Last but not least, there is the slave catcher and indebted planter that George Washington remained until his death, notes Erica Armstrong Dunbar in her Feb. 15, 2015, New York Times opinion. However, Chernow does not neglect to write of this Washington; we learn that even while residing in Philadelphia as the nation’s first President, Washington secretly rotated household slaves every 6 months to and from Mount Vernon, so that his slaves would never reside long enough in Pennsylvania to become legally free. Washington’s efforts to cultivate a disinterested, modest life were undone by his lavish lifestyle – whereby he even had to borrow money to attend his own inauguration. (Washington would never live a life modeled on the great Classical Roman statesman and leader Cincinnatus, who resigned his military command to retire to his farm.) And yet, within his life, there is evidence Washington concluded that the intensive slave labor underpinning increasingly unprofitable tobacco plantation farming could not be adapted to fit the diversified and more profitable grain crop production that he introduced to Mount Vernon and other properties; he eventually came to view the commerce of human trafficking and the breaking up of slave families as repugnant. With deliberate planning, he willed that 123 Mount Vernon slaves be freed upon Martha’s death.
In closing, like so many Americans today, Washington was often buffeted by circumstances beyond his control in some instances, yet he chose at times to resist or rebel against being reduced by them, and we several hundred years later can take note. Yes, his and his peers’ rebellion was but one area of the world within Britain’s expanding global Empire, and the rebellion was but to win equality and freedom for one small group of elite white men. But there was the justness of such a fight. For it was while fighting in the French-Indian/Seven Years War for his colonial British masters that Washington began to seek better pay from the British for himself and the colonial militias, as well as promotions denied him and his troops. In time, he began to realize that independence from British rule and constitutional democracy for himself and others within a republic had to be fought for to achieve greater equality, as well as freedom.
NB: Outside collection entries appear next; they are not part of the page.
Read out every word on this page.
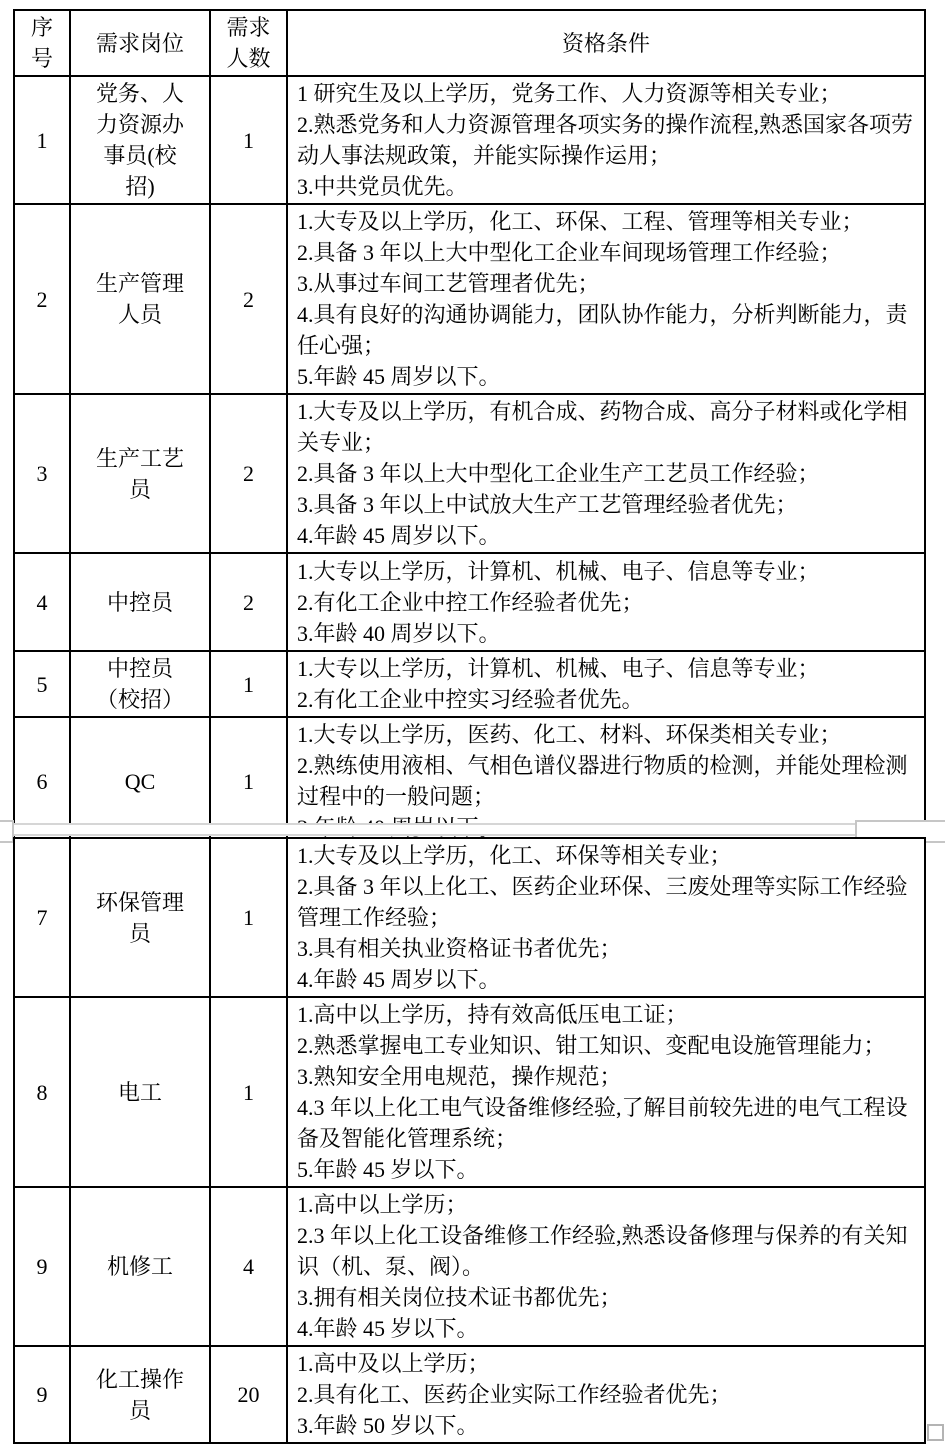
序号	需求岗位	需求人数	资格条件
1	党务、人力资源办事员(校招)	1	1 研究生及以上学历，党务工作、人力资源等相关专业；
2.熟悉党务和人力资源管理各项实务的操作流程,熟悉国家各项劳动人事法规政策，并能实际操作运用；
3.中共党员优先。

2	生产管理人员	2	1.大专及以上学历，化工、环保、工程、管理等相关专业；
2.具备 3 年以上大中型化工企业车间现场管理工作经验；
3.从事过车间工艺管理者优先；
4.具有良好的沟通协调能力，团队协作能力，分析判断能力，责任心强；
5.年龄 45 周岁以下。

3	生产工艺员	2	1.大专及以上学历，有机合成、药物合成、高分子材料或化学相关专业；
2.具备 3 年以上大中型化工企业生产工艺员工作经验；
3.具备 3 年以上中试放大生产工艺管理经验者优先；
4.年龄 45 周岁以下。

4	中控员	2	1.大专以上学历，计算机、机械、电子、信息等专业；
2.有化工企业中控工作经验者优先；
3.年龄 40 周岁以下。

5	中控员（校招）	1	1.大专以上学历，计算机、机械、电子、信息等专业；
2.有化工企业中控实习经验者优先。

6	QC	1	1.大专以上学历，医药、化工、材料、环保类相关专业；
2.熟练使用液相、气相色谱仪器进行物质的检测，并能处理检测过程中的一般问题；
7	环保管理员	1	1.大专及以上学历，化工、环保等相关专业；
2.具备 3 年以上化工、医药企业环保、三废处理等实际工作经验管理工作经验；
3.具有相关执业资格证书者优先；
4.年龄 45 周岁以下。

8	电工	1	1.高中以上学历，持有效高低压电工证；
2.熟悉掌握电工专业知识、钳工知识、变配电设施管理能力；
3.熟知安全用电规范，操作规范；
4.3 年以上化工电气设备维修经验,了解目前较先进的电气工程设备及智能化管理系统；
5.年龄 45 岁以下。

9	机修工	4	1.高中以上学历；
2.3 年以上化工设备维修工作经验,熟悉设备修理与保养的有关知识（机、泵、阀）。
3.拥有相关岗位技术证书都优先；
4.年龄 45 岁以下。

9	化工操作员	20	1.高中及以上学历；
2.具有化工、医药企业实际工作经验者优先；
3.年龄 50 岁以下。
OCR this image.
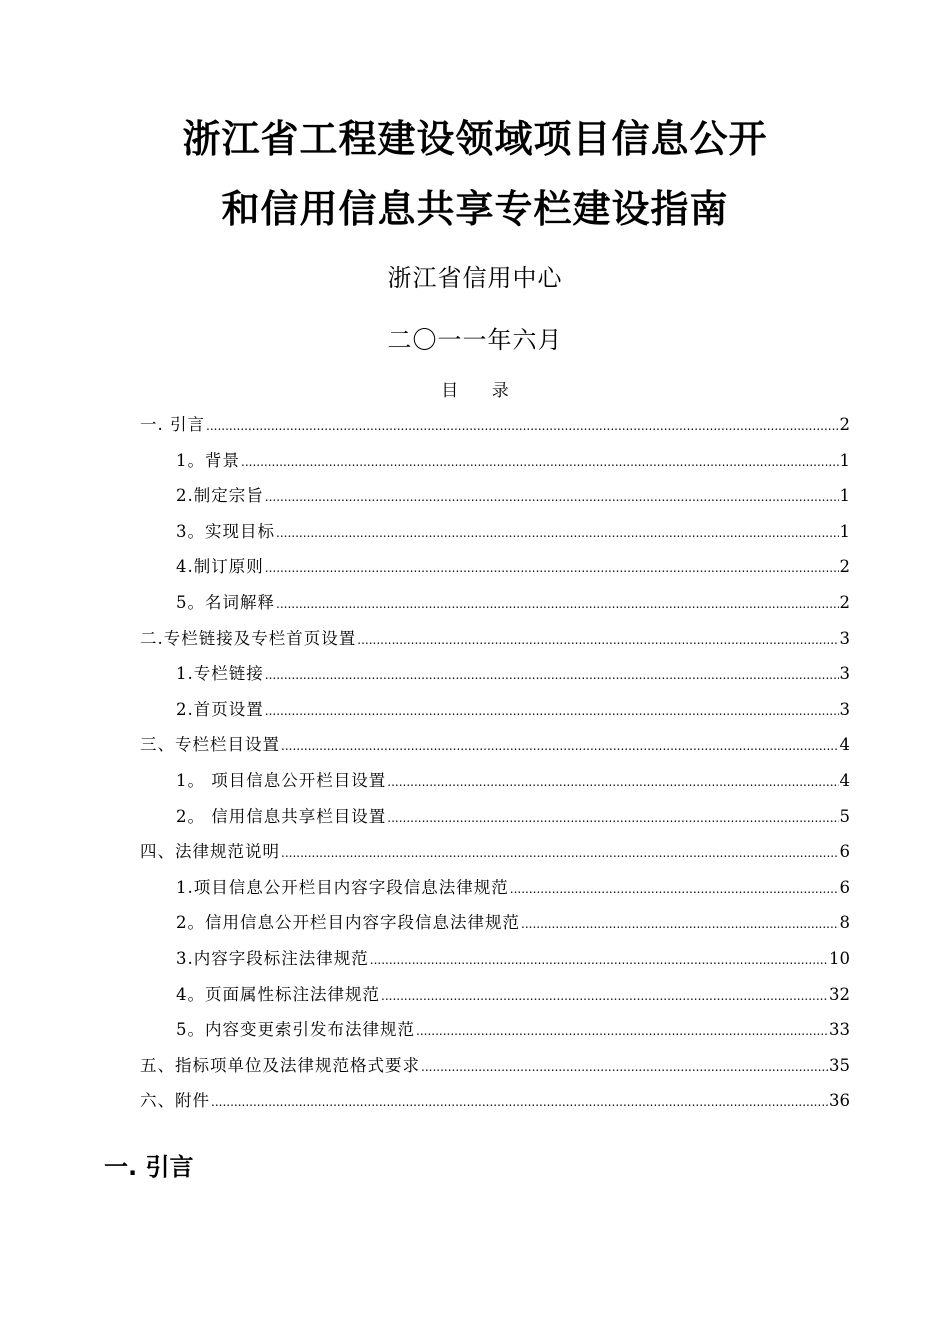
浙江省工程建设领域项目信息公开
和信用信息共享专栏建设指南
浙江省信用中心
二〇一一年六月
目 录
一. 引言 .....	2
1。背景 .....	1
2.制定宗旨 .....	1
3。实现目标 .....	1
4.制订原则 .....	2
5。名词解释 .....	2
二.专栏链接及专栏首页设置 .....	3
1.专栏链接 .....	3
2.首页设置 .....	3
三、专栏栏目设置 .....	4
1。 项目信息公开栏目设置 .....	4
2。 信用信息共享栏目设置 .....	5
四、法律规范说明 .....	6
1.项目信息公开栏目内容字段信息法律规范 .....	6
2。信用信息公开栏目内容字段信息法律规范 .....	8
3.内容字段标注法律规范 .....	10
4。页面属性标注法律规范 .....	32
5。内容变更索引发布法律规范 .....	33
五、指标项单位及法律规范格式要求 .....	35
六、附件 .....	36
一. 引言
As a part-time adjunct college instructor relegated to second class status by tenurism and the corporate business of higher education, I cannot help but draw parallels between my service and Washington’s service to his 18th century colonial masters. I’m still ranked secondary and never equal, dispensable and temporary to my college employers, irrespective of my qualifications, abilities, compensation, institutional memory and length of service, and dedication to my students and the community I live in. Washington and his peers eventually decided to fight, albeit for their own interests and not all. My part-time colleagues and I also are now also beginning to do the same; whether our struggle can encompass and uplift the lives of others in similar circumstances to ours remains to be seen.